Disillusioned and wiser, she left Hollywood.
She would marry Cuban-American music video producer Robbie Starbuck, from California, who’s directed for the likes of Akon and Snoop Dogg. He also entered the political arena as a Republican congressional candidate in 2022.
Years passed. Now a parent of three, living in Tennessee, Ms. Starbuck is speaking out while arming parents with knowledge to combat a culture of exploitation that targets children on an industrial scale. It’s not just in Hollywood, she warns, but nationwide.
Her alarm cry to parents is that the paradigm of child exploitation today has changed and hides under our very noses.
It used to be the child trafficker in a white van, nabbing kids off the street, she said. But the real threat now is online, the multifarious social media groups rife with predators aiming to groom and exploit kids—kids, who are curious, naïve, and vulnerable.
Parents are naïve to believe that Big Tech platforms—like Instagram, Snapchat, and TikTok—have any incentive whatsoever to protect our children.
She works with parents whose children were either trafficked or groomed because of foolhardy reliance on parental controls on said platforms.

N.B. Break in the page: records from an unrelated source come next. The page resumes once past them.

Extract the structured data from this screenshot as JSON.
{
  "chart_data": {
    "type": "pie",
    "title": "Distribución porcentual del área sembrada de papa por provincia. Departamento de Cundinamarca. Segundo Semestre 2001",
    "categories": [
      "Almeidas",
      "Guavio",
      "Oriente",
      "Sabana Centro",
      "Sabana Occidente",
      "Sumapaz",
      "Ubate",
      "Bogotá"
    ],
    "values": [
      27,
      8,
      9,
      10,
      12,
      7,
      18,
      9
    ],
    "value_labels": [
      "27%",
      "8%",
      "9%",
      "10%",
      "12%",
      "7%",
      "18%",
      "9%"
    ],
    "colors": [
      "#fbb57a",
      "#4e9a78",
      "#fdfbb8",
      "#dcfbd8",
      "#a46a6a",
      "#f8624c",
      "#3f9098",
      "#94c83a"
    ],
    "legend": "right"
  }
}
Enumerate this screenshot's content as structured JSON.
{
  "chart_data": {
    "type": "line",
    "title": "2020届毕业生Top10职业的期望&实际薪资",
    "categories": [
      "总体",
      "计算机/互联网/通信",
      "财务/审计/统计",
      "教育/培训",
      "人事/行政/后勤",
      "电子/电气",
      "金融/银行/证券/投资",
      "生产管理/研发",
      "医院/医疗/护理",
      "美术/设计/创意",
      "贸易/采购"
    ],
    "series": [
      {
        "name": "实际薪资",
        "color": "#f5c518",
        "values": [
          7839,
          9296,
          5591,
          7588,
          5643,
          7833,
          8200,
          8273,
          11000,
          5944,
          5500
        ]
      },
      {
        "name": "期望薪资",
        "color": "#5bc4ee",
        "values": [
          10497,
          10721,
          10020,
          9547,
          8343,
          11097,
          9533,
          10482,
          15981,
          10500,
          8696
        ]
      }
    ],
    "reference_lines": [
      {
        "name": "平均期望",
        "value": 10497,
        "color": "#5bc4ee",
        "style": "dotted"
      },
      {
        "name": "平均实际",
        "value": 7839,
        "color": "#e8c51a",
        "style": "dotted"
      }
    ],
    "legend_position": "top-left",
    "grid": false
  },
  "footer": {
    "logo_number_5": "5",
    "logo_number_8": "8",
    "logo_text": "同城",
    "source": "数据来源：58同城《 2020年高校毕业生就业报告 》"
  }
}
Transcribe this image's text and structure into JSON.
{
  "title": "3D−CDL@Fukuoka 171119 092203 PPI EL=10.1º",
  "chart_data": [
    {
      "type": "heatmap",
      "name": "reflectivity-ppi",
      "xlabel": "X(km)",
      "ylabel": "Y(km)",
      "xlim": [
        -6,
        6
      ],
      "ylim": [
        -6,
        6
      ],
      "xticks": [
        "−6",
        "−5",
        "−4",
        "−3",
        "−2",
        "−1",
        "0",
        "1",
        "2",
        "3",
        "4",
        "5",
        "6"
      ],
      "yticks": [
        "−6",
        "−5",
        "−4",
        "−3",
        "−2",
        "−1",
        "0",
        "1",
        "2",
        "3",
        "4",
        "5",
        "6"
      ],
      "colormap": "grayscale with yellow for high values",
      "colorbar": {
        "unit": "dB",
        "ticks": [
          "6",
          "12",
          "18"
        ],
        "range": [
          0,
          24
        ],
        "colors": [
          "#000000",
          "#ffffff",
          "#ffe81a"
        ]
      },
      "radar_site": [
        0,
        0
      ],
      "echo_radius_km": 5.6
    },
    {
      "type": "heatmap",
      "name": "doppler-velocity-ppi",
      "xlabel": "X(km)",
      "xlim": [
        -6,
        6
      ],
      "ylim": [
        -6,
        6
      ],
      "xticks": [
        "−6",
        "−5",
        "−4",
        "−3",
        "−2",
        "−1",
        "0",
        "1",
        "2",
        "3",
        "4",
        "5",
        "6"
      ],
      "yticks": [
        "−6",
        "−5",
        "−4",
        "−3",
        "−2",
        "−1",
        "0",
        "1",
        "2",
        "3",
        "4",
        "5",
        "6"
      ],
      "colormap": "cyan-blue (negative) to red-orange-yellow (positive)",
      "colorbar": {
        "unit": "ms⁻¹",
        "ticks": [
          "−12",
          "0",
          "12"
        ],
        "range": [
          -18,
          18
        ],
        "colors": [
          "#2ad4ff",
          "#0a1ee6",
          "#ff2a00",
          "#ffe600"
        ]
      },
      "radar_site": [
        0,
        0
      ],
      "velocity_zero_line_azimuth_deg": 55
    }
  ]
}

Her solution? It starts not with legislation or Big Tech regulation—not even with rescuing kids, which is vital—but at home. And between our ears. The “Freedom Model,” she said, begins from the inside out, from inside our homes, devices, and minds.
Another crucial point is that parents must own up to what dangers they choose to expose their kids to when they let them use tech devices.
Predators on Instagram, Snapchat, and TikTok are “actively grooming” your children, she said. Their aim is “to normalize predators and pornography.”
Seriously, she asks parents, “in what other physical environment would we send our children into where we know there’s going to be pornography and we know there’s going to be predators?”
At what age are parents willing to “cosign on the fact that their kids will be exposed to groomers, indoctrination, or transgender ideology?” she asks.
“All of these things are creating vulnerabilities in our children.”